Accommodationism refers to an ideology that endorses cooperation and concession to the viewpoint or actions of the opposition. Booker T. Washington and, to a disputable extent, Martin Luther King, Jr., are examples of black leaders who have embraced this concept as a strategy against racial segregation.

Competing ideologies developed largely in response to the mass violence that blacks experienced at the hands of whites.

Washington, an influential black leader during the Jim Crow era, is widely recognized as a prominent accommodationist. He promoted black acquiescence to the system of discrimination and disenfranchisement of post-Reconstruction life as a tactic to bring about social and political empowerment. He frequently collaborated with white leaders. However, Washington's philosophy is believed to have ''increased anti-black violence'' (Reiland, 3). In contrast to Washington's accommodationism, W.E.B. Du Bois and others advocated protest and black self-defense and launched public attacks against segregation and white aggression. Blacks aggressively confronted discrimination and violence in the Brownsville (Texas) Riot of 1906.
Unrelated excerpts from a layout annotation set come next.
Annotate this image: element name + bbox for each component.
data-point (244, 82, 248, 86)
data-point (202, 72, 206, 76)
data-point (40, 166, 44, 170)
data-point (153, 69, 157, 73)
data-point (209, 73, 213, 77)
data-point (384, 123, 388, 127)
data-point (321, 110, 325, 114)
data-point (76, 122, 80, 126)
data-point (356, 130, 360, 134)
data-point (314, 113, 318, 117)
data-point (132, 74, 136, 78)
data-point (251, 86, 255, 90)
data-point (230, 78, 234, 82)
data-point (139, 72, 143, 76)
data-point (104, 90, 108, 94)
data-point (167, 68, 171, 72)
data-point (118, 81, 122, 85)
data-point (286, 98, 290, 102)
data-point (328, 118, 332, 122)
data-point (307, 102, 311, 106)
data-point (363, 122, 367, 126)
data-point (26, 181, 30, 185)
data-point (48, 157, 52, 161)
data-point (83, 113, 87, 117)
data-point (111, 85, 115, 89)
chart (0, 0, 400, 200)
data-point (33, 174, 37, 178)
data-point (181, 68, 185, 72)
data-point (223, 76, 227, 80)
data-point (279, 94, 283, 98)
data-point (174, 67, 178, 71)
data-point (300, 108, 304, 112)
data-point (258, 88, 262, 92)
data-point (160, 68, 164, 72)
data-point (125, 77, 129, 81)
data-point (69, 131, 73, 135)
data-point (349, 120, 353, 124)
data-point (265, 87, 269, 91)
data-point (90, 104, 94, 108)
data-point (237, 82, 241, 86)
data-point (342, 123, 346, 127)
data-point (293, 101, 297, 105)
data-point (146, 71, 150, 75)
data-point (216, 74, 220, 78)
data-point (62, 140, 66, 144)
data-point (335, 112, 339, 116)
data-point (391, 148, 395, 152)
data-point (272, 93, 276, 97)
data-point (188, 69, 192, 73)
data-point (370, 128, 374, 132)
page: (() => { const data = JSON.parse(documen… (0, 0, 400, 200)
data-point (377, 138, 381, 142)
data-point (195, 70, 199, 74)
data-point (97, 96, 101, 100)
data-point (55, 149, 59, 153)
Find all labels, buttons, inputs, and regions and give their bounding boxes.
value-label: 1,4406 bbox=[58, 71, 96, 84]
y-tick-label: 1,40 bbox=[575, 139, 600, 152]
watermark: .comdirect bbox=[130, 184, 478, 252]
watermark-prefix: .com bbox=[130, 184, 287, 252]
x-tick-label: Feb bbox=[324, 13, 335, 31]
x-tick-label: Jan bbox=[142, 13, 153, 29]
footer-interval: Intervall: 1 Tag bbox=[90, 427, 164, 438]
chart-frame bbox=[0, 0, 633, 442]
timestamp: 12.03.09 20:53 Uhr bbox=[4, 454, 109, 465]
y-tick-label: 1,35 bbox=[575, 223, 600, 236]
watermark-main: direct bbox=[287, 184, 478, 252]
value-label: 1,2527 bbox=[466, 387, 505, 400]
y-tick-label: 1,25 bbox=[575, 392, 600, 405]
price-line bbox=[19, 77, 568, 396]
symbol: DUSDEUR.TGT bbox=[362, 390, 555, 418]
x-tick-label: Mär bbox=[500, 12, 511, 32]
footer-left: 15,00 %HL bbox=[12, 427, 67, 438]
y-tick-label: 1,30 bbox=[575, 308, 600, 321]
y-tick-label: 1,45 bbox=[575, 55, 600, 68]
Although supporters of the quieter, more gradual process of change via participation in municipal politics believed that the civil rights movement was a radical response, the nonviolent protests of the 1950s and 1960s were fundamentally accommodationistic in their general concession to retaliatory white violence and cooperation with white-dominated institutions. Frustration with the mounting brutality, particularly during the Freedom Rides and Freedom Summer (Mississippi) of 1964, caused young blacks to break away from the philosophy of nonviolence in favor of a more militant and separatist approach. By the mid-1960s, violence was the widely employed strategy of protest in black ghettos.